Allah dostlarından kerametin zuhuru klasik ifadesiyle “aklen caiz, naklen sabittir.”

Aklen caizdir; çünkü Allah’ın kudreti karşısında imkansız diye bir şey olamaz. O’nun her şeye gücü yeter ve bir şeyi yaratmak istediğinde irade etmesi yeterlidir. Enbiya elinde mucizeler gerçekleştiren Allah (cc), dilerse evliya elinde de elbette kerametler zuhur ettirebilir. O, dilediğini yapandır. Öyleyse keramette garipsenecek bir durum yoktur.

Naklen de sabittir. Keramet konusunda Kur’an ve sünnetten delillerin varlığı kadar, inkar olunamayacak açık örnekleri de her asırda görülmektedir. Bu delillerden bir kısmını biz “Aydınlanma Yolu Tasavvuf” isimli kitabımızda yazdık, bakılabilir.
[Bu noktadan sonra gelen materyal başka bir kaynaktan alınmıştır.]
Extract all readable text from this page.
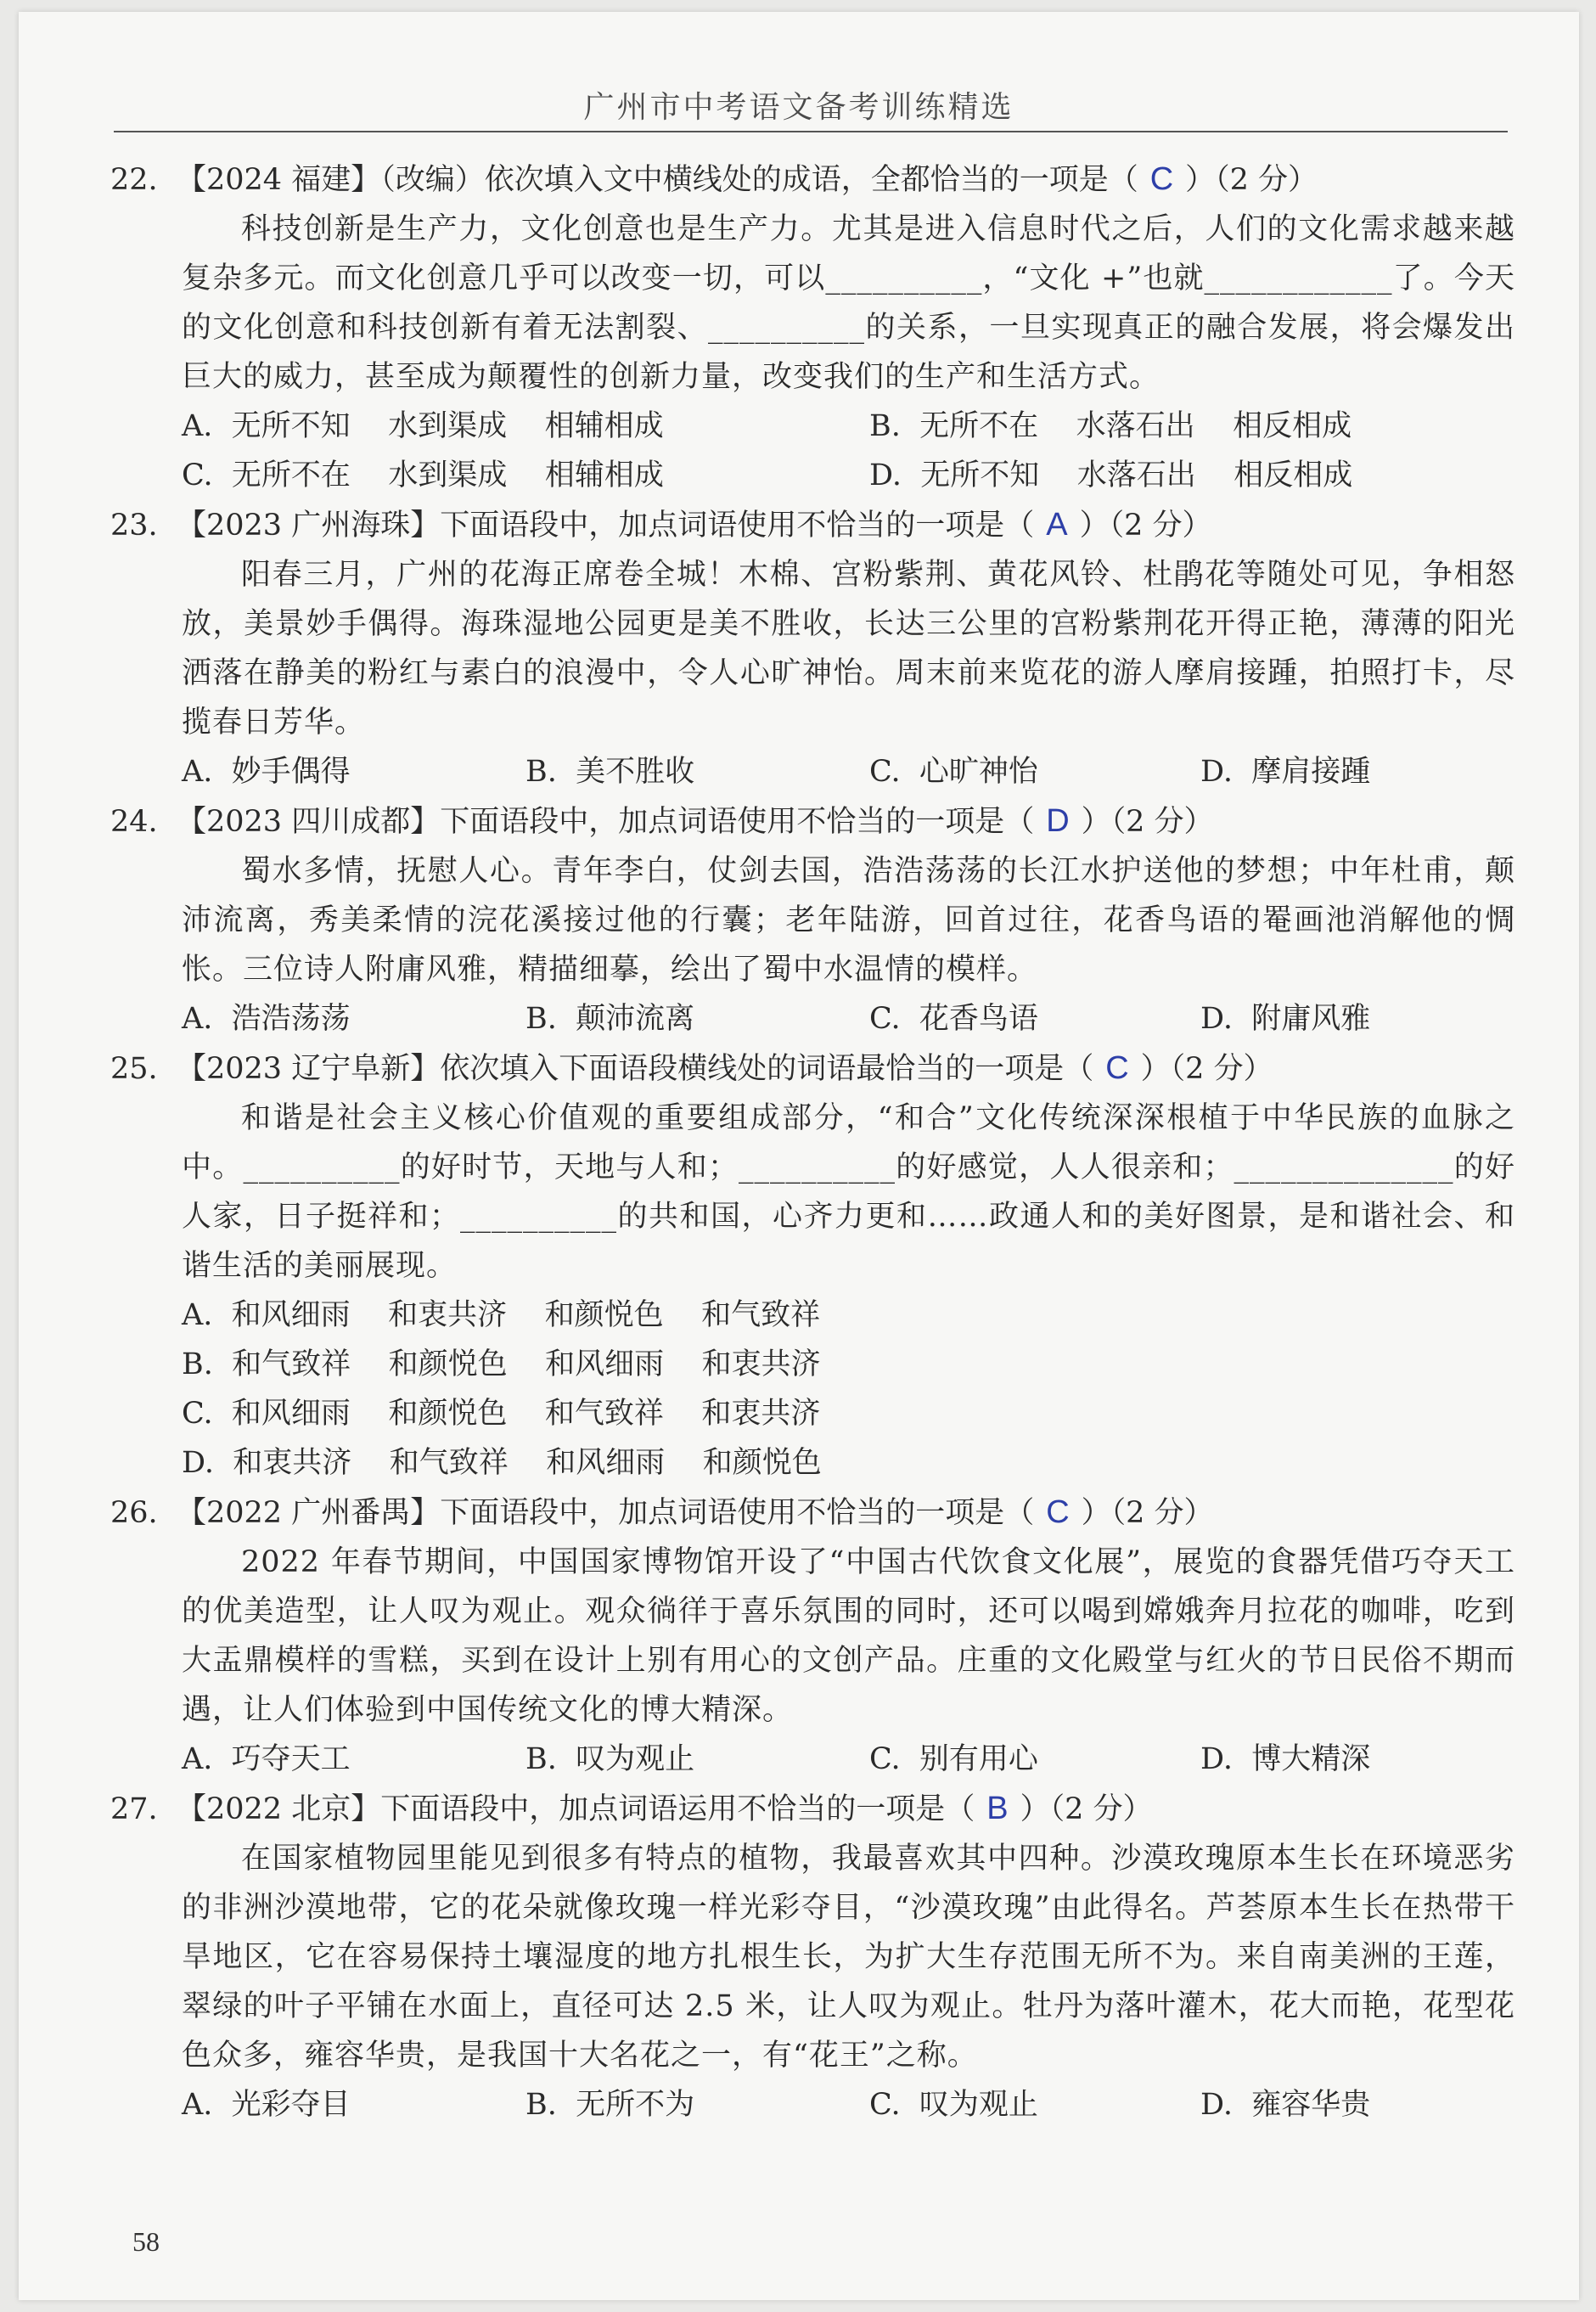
广州市中考语文备考训练精选
22. 【2024 福建】（改编）依次填入文中横线处的成语，全都恰当的一项是（ C ）（2 分）
科技创新是生产力，文化创意也是生产力。尤其是进入信息时代之后，人们的文化需求越来越复杂多元。而文化创意几乎可以改变一切，可以__________，“文化 +”也就____________了。今天的文化创意和科技创新有着无法割裂、__________的关系，一旦实现真正的融合发展，将会爆发出巨大的威力，甚至成为颠覆性的创新力量，改变我们的生产和生活方式。
A.  无所不知    水到渠成    相辅相成	B.  无所不在    水落石出    相反相成
C.  无所不在    水到渠成    相辅相成	D.  无所不知    水落石出    相反相成
23. 【2023 广州海珠】下面语段中，加点词语使用不恰当的一项是（ A ）（2 分）
阳春三月，广州的花海正席卷全城！木棉、宫粉紫荆、黄花风铃、杜鹃花等随处可见，争相怒放，美景妙手偶得。海珠湿地公园更是美不胜收，长达三公里的宫粉紫荆花开得正艳，薄薄的阳光洒落在静美的粉红与素白的浪漫中，令人心旷神怡。周末前来览花的游人摩肩接踵，拍照打卡，尽揽春日芳华。
A.  妙手偶得	B.  美不胜收	C.  心旷神怡	D.  摩肩接踵
24. 【2023 四川成都】下面语段中，加点词语使用不恰当的一项是（ D ）（2 分）
蜀水多情，抚慰人心。青年李白，仗剑去国，浩浩荡荡的长江水护送他的梦想；中年杜甫，颠沛流离，秀美柔情的浣花溪接过他的行囊；老年陆游，回首过往，花香鸟语的罨画池消解他的惆怅。三位诗人附庸风雅，精描细摹，绘出了蜀中水温情的模样。
A.  浩浩荡荡	B.  颠沛流离	C.  花香鸟语	D.  附庸风雅
25. 【2023 辽宁阜新】依次填入下面语段横线处的词语最恰当的一项是（ C ）（2 分）
和谐是社会主义核心价值观的重要组成部分，“和合”文化传统深深根植于中华民族的血脉之中。__________的好时节，天地与人和；__________的好感觉，人人很亲和；______________的好人家，日子挺祥和；__________的共和国，心齐力更和……政通人和的美好图景，是和谐社会、和谐生活的美丽展现。
A.  和风细雨    和衷共济    和颜悦色    和气致祥
B.  和气致祥    和颜悦色    和风细雨    和衷共济
C.  和风细雨    和颜悦色    和气致祥    和衷共济
D.  和衷共济    和气致祥    和风细雨    和颜悦色
26. 【2022 广州番禺】下面语段中，加点词语使用不恰当的一项是（ C ）（2 分）
2022 年春节期间，中国国家博物馆开设了“中国古代饮食文化展”，展览的食器凭借巧夺天工的优美造型，让人叹为观止。观众徜徉于喜乐氛围的同时，还可以喝到嫦娥奔月拉花的咖啡，吃到大盂鼎模样的雪糕，买到在设计上别有用心的文创产品。庄重的文化殿堂与红火的节日民俗不期而遇，让人们体验到中国传统文化的博大精深。
A.  巧夺天工	B.  叹为观止	C.  别有用心	D.  博大精深
27. 【2022 北京】下面语段中，加点词语运用不恰当的一项是（ B ）（2 分）
在国家植物园里能见到很多有特点的植物，我最喜欢其中四种。沙漠玫瑰原本生长在环境恶劣的非洲沙漠地带，它的花朵就像玫瑰一样光彩夺目，“沙漠玫瑰”由此得名。芦荟原本生长在热带干旱地区，它在容易保持土壤湿度的地方扎根生长，为扩大生存范围无所不为。来自南美洲的王莲，翠绿的叶子平铺在水面上，直径可达 2.5 米，让人叹为观止。牡丹为落叶灌木，花大而艳，花型花色众多，雍容华贵，是我国十大名花之一，有“花王”之称。
A.  光彩夺目	B.  无所不为	C.  叹为观止	D.  雍容华贵
58
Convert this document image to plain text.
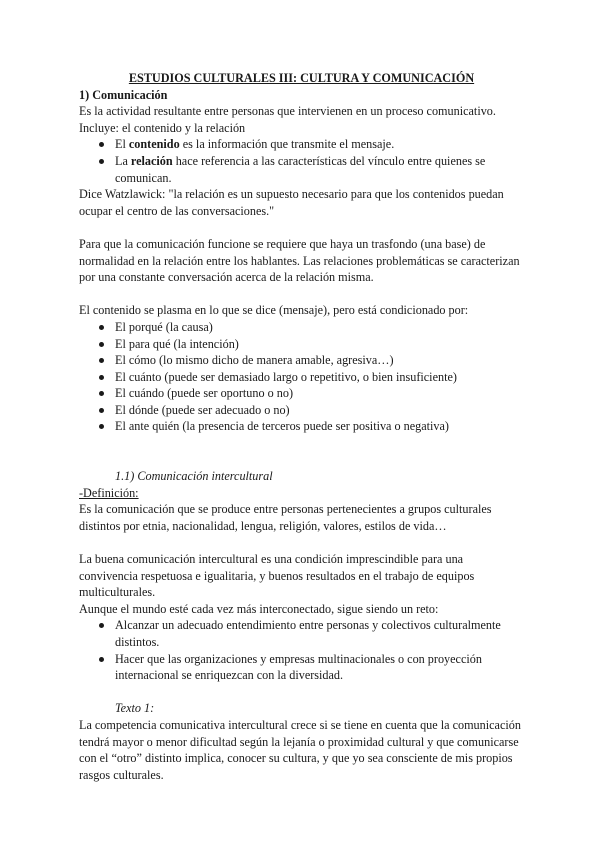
ESTUDIOS CULTURALES III: CULTURA Y COMUNICACIÓN

1) Comunicación

Es la actividad resultante entre personas que intervienen en un proceso comunicativo.

Incluye: el contenido y la relación

El contenido es la información que transmite el mensaje.
La relación hace referencia a las características del vínculo entre quienes se comunican.

Dice Watzlawick: "la relación es un supuesto necesario para que los contenidos puedan ocupar el centro de las conversaciones."

Para que la comunicación funcione se requiere que haya un trasfondo (una base) de normalidad en la relación entre los hablantes. Las relaciones problemáticas se caracterizan por una constante conversación acerca de la relación misma.

El contenido se plasma en lo que se dice (mensaje), pero está condicionado por:

El porqué (la causa)
El para qué (la intención)
El cómo (lo mismo dicho de manera amable, agresiva…)
El cuánto (puede ser demasiado largo o repetitivo, o bien insuficiente)
El cuándo (puede ser oportuno o no)
El dónde (puede ser adecuado o no)
El ante quién (la presencia de terceros puede ser positiva o negativa)

1.1) Comunicación intercultural

-Definición:

Es la comunicación que se produce entre personas pertenecientes a grupos culturales distintos por etnia, nacionalidad, lengua, religión, valores, estilos de vida…

La buena comunicación intercultural es una condición imprescindible para una convivencia respetuosa e igualitaria, y buenos resultados en el trabajo de equipos multiculturales.

Aunque el mundo esté cada vez más interconectado, sigue siendo un reto:

Alcanzar un adecuado entendimiento entre personas y colectivos culturalmente distintos.
Hacer que las organizaciones y empresas multinacionales o con proyección internacional se enriquezcan con la diversidad.

Texto 1:

La competencia comunicativa intercultural crece si se tiene en cuenta que la comunicación tendrá mayor o menor dificultad según la lejanía o proximidad cultural y que comunicarse con el “otro” distinto implica, conocer su cultura, y que yo sea consciente de mis propios rasgos culturales.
Kerametin hikmeti, Allah Tealanın dostlarını desteklemesidir. Tabi bunlara şahit olanların da imanı kuvvetlenir, dinlerine bağlılıkları artar.

Keramet konusunda öteden beri bilinen uyarılar yapılmıştır. Bunların başında gelen uyarı ise kerametin bizatihi bir maksat olmadığıdır. Evet, keramet amaç değildir. Bir üstünlük alameti de değildir. Veli olmak için şart da değildir. Olursa, şükredilir geçilir.

Keramet istemek veya sürekli ondan konuşmak eksikliktir, çünkü bunda nefsin arzusu vardır. Asıl olan istikamettir. Evet, iman, amel ve ahlak çerçevesinde ihlasla İslam’ı yaşamak olan istikamet, en büyük keramettir. Sufiler için önemli olan uçmak, kaçmak değil, adam olmaktır.

Bu yüzden alimler kerameti ikiye ayırtmışlardır:

1-Kevenî Keramet: Bunlar hissî, maddî, şeklî kerametlerdir. Yaygın ifadesiyle havada uçmak, suda yürümek, kabir ahvalini keşfetmek gibi. Halk, seviyesi gereği bunlara daha çok iltifat etmiştir.

2-Hakikî Keramet: Manevî, ilmî keramet de denir. Kamil bir iman, ihlasla amel, güzel ahlak, yaratılmışlara sevgi, şefkat ve hizmet, her türlü kötülüklerden ve halka eziyetten uzak yaşamak, herkesin derdiyle ilgilenmek, iyilik ve takvada halka rehberlik etmek gibi. Tekrar edersek istikamet, en büyük keramettir.

Kerameti gizlemek esastır. Keramet göstermek hoş karşılanmamıştır. Bazen dine yardım, düşmana galebe, sihri iptal, sapıkların şerrinden insanları korumak, sevenlerin muhabbet ve bağlılığını sağlamak, şüphe ve tereddütleri gidermek gibi bir hikmete binaen açığa vurulabilir. Bazen de irade dışı kerametin görüldüğü olabilir. İrade dışı olmuş ve irade dışı açığa çıkmıştır.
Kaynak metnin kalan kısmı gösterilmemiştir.